In his most recent dialogue with Integral Life director Corey deVos entitled “Marx, Mysticism, and Mathematics: Navigating Our Epistemic Collapse,” Wilber concludes the series by exploring the evergreen question “what is to be done?” What’s a poor integralist to do in a world full of first tier narcissism?
I urge those interested in what Wilber has to say to watch the whole thing.
As for me, I confess myself unimpressed with most of his observations in this final episode, but not by way of negative criticism. We are in the midst of obvious evolutionary phase change, and so it is difficult if not impossible to give a definitive answer to such a tricky and vexing question.
Wilber lamely falls back onto what he has been saying for at least four years since the “Trump and a Post-Truth World” essay: if we were in teal everything would be better. And, of course, if pigs could fly, Boulder would rule the world.
I don’t fault him too much for his anodyne sentiment, for it might actually be true, and in the long run of evolution we will eventually find out but, Wilber’s touching optimism notwithstanding, not likely in the near term.
But ironically in a commentary on Marxist epistemology, Wilber is unwittingly setting up the same straw man that Marx and all his revolutionary progeny found so tempting to employ. Utopian wishful thinking is apparently a universal human trait; its political version says, “if we can theorize a better world, then such a world can and should replace this one. Our promise of this better world should inspire everyone. And if they resist this obvious good, we are justified to apply brute force to eliminate the unreasoning, selfish opposition.”

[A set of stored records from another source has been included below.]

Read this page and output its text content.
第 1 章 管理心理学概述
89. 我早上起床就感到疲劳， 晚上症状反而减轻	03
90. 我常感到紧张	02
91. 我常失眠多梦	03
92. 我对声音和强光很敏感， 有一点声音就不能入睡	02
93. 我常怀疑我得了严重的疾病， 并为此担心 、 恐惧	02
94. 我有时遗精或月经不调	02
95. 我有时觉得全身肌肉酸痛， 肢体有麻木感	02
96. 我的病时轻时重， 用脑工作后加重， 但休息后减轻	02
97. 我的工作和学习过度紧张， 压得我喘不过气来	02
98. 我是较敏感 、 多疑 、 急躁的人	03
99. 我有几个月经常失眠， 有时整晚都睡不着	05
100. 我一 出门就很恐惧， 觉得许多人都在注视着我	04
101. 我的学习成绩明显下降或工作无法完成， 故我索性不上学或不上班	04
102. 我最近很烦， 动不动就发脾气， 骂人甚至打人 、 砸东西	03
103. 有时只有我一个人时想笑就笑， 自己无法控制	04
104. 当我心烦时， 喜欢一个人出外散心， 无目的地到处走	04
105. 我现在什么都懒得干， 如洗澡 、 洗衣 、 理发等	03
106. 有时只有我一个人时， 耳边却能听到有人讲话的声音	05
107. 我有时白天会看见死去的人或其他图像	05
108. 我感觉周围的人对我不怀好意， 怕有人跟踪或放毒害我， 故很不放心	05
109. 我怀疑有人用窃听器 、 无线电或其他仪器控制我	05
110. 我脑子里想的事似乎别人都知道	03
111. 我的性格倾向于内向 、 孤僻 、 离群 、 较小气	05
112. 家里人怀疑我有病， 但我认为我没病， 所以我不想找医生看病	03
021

This is a version of a fundamental error Wilber identified decades ago: mistaking the map for the terrain. The theory that the proletariat seizing the means of production will create a more just and wealthier world is just that: a theory. The tragedy comes when we let our infatuation with our theories overlook the reality we wish to escape. Lenin, Mao, Chavez, Ibrahim Kendi, and Bernie Sanders have all succumbed to the same hideous fantasy: that their imagined improved humanity is a reality-in-waiting, if only someone has the will to force it into being.
It beggars the rational mind to have to point this out after the irrefutable evidence of the utter folly of this delusion: the millions of corpses strewn across the planet, the victims of the Marxist utopian lunacy.